Once you feel that you know how to sharpen mower blades, there are a few tips to keep in mind that will make the sharpening go quickly and safely:
To sharpen push mower blades, always drain the fuel tank before turning a push mower on its side, and tip it with the carburetor and air filter facing up. Disconnect the spark plug before doing any work on your mower.
Use your flat metal file for quick maintenance or if you suspect you might have hit a rock or another object that nicked your blade. Use a disc grinder to restore the bevel’s angle and the blade’s overall sharpness once or twice a season.
Maintenance schedules vary, but every 25 hours of use is a common suggestion as to when you should sharpen mower blades. A good rule of thumb is to look at the tips of your lawn’s grass blades a day or two after mowing. If they look ragged and torn, your blade is dull.
After sharpening, check that your blade is balanced. Look for a nail or a tack sticking out of a wall, and hang your blade on it through the center hole. If the blade tips to one side, that side is too heavy and needs to be filed.
Your local hardware store might offer blade sharpening services; you also might find blade sharpeners at such gatherings as farmers markets. Having someone else sharpen your blade can be a valuable option:
One advantage of using a blade sharpening service is that you know your blade will be properly balanced. An unbalanced mower blade can cause vibrations and jolts that make using your lawn mower dangerous. If this is a concern, bring your blade to a professional who can sharpen it smoothly and evenly.
A sharpening service is also handy if you don’t have the tools or the space to sharpen blades yourself. This is especially true if you own a riding mower, which requires you to have a mower lift to maintain it properly, or a reel mower, which uses special sharpening kits for reel mower blades.
Finally, even though the cost might be a concern, the price of hiring someone to sharpen your blade is comparable to buying a new blade and, in some cases, might be lower if you can remove the blade yourself and bring it to the sharpening service.
If you use a sharpening service, be sure to follow the same recommended maintenance and sharpening schedule outlined in your mower’s product manual. If nothing else, stick to the “every 25 hours of use” guideline.
Sharpening your blades is a great option for the budget-minded and DIY-minded consumer, but it might not always be the best option.

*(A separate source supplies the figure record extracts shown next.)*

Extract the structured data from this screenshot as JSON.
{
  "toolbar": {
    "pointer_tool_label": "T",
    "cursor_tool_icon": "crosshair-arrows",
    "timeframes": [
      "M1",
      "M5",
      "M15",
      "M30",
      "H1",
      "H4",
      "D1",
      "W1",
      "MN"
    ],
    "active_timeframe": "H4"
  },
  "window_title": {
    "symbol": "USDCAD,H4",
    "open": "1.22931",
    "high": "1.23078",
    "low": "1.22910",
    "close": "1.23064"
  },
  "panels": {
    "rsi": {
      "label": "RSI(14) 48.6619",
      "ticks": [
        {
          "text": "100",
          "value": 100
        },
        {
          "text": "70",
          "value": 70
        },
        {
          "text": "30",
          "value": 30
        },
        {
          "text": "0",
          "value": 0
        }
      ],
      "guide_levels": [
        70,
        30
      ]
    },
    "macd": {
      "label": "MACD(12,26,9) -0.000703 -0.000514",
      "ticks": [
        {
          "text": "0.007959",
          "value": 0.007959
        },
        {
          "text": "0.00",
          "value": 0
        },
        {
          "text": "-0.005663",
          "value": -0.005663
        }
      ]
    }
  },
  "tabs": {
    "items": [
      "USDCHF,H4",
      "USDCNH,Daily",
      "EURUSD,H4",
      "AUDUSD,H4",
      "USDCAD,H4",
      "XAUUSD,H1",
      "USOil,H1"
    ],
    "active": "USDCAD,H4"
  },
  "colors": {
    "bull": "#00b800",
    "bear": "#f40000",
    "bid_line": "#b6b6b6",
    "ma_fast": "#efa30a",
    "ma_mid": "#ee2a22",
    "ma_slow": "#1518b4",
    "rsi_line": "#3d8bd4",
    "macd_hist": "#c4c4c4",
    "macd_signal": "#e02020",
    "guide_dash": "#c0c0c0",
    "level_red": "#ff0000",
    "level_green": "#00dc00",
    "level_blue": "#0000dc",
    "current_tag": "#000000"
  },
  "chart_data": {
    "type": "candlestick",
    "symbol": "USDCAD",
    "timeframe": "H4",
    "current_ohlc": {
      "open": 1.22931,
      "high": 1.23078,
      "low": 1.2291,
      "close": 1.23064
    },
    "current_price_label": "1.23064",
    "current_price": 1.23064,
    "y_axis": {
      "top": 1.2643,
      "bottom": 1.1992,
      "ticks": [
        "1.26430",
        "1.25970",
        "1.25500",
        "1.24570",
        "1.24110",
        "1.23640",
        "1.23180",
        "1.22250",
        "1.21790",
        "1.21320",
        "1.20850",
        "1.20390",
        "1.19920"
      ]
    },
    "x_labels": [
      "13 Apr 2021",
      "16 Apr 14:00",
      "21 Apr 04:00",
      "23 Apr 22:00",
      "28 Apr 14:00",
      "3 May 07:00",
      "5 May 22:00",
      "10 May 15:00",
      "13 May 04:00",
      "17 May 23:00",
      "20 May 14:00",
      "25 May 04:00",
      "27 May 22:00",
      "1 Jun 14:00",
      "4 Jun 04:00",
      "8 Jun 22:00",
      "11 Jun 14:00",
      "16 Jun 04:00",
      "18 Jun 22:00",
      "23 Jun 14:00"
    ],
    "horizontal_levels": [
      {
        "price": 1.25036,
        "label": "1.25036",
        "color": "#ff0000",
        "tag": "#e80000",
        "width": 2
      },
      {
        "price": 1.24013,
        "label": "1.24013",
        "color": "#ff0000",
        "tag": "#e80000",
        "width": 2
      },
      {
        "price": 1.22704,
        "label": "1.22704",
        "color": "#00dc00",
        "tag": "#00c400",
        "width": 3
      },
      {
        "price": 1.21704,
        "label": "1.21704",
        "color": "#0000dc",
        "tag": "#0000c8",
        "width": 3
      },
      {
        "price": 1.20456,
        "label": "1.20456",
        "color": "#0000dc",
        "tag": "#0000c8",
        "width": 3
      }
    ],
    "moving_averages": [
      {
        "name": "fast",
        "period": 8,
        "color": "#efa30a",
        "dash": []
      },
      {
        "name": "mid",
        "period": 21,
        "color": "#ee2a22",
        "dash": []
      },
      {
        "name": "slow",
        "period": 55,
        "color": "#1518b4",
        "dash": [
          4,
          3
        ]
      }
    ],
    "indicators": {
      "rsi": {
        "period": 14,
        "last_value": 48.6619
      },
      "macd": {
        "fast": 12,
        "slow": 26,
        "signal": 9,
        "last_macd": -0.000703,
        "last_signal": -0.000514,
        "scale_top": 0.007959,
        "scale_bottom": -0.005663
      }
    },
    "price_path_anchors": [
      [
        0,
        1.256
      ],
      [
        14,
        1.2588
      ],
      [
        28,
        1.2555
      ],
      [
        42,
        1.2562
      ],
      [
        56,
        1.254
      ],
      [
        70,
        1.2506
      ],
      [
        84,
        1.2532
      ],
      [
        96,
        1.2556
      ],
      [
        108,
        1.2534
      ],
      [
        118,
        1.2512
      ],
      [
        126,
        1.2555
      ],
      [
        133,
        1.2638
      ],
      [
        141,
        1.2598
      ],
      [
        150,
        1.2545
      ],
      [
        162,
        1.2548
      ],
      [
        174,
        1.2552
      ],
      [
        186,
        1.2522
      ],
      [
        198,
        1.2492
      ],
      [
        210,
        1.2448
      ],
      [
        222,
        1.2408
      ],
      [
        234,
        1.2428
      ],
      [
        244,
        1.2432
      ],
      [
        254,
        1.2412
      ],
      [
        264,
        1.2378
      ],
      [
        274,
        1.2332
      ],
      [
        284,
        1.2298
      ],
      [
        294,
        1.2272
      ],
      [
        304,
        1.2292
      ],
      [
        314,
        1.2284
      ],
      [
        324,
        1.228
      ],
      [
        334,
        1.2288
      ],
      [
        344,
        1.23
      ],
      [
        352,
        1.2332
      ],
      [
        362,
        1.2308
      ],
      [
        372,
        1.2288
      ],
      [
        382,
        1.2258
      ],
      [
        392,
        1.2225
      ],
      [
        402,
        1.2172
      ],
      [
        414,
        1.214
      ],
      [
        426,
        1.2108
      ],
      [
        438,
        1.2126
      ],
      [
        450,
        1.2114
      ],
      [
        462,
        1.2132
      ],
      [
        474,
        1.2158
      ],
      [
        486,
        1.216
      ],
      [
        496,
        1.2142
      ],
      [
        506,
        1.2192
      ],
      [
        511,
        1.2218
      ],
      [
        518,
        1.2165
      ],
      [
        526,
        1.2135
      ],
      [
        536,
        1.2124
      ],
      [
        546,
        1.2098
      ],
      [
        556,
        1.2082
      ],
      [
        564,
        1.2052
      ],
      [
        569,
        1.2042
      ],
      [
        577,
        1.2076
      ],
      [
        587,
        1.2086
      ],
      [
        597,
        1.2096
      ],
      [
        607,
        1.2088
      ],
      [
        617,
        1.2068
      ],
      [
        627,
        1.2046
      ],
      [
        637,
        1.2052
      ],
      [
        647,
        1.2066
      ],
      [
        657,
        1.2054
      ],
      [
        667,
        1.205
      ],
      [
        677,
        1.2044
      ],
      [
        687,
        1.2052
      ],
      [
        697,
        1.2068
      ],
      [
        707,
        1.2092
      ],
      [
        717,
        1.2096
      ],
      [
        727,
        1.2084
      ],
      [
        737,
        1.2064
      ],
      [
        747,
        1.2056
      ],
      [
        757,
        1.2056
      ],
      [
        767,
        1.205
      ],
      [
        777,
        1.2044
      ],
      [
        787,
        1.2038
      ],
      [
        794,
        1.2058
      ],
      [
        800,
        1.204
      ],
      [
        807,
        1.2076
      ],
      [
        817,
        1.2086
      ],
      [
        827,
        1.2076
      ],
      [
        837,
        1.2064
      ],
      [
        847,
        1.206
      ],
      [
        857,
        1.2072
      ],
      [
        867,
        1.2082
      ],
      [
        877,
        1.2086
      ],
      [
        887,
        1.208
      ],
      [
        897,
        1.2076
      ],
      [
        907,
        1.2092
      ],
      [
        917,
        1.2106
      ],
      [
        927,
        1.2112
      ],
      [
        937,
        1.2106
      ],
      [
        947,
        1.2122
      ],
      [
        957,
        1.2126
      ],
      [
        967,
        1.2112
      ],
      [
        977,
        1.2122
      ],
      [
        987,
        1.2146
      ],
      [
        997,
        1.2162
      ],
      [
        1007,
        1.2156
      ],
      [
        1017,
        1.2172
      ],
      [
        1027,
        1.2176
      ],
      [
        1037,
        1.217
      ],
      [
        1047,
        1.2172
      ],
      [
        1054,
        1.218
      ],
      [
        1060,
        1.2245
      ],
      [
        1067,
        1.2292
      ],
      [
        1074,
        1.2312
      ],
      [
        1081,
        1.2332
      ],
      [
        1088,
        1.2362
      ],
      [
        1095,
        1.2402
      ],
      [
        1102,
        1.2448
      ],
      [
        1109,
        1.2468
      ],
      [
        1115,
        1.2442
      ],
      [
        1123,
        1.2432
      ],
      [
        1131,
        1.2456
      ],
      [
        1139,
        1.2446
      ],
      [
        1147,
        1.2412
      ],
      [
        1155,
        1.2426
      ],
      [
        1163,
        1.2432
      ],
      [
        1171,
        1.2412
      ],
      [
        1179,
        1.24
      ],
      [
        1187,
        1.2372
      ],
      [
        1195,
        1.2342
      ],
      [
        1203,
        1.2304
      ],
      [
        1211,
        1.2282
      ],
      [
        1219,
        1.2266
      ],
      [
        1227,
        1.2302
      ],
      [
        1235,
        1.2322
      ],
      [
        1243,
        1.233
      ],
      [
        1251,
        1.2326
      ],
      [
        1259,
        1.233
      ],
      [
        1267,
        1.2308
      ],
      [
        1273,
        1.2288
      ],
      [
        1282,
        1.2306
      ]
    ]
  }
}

The most important reason to replace your mower blades that they show signs of irreparable damage:
However, you don’t have to wait for your blades to be beyond repair to get a replacement set. Having a set of replacement blades on hand is useful if you want to use your blades for different purposes. This is especially true in the case of mulching blades, as mulching grass can create extra wear on regular blades.
Even if you don’t plan on using blades for different purposes, though, you might replace your blades simply because you want a fresh start. Your thinking might be that if you’re going to spend time taking blades off your mower and putting them back on, why not put on blades that will last?
If you choose to follow that route, be sure to replace your blades on the same schedule you would sharpen them. Every 25 hours of use is still an excellent guideline.
In the end, the most cost-effective option might be a combination of sharpening your blades and buying a replacement set or two.
Sharpen your regular blades on schedule to help them last as long as possible, but have a replacement set on hand in case of sudden damage. If you happen to hit a rock, you won’t have to wait to sharpen your blades before you can continue mowing. Instead, you can make the most of that summer sunshine while it’s available!
Also, even if you don’t purchase a set of specifically designed mulching blades, you still might find it helpful to use one set of blades for regular mowing and another for mulching in the fall. Because mulching reprocesses grass clippings into fine bits, it wears down a blade’s edge. Having one set dedicated to mulching keeps the other set sharp longer.
With your blades sharp and ready to go, you’ll be ready to keep your grass green and neat all season long.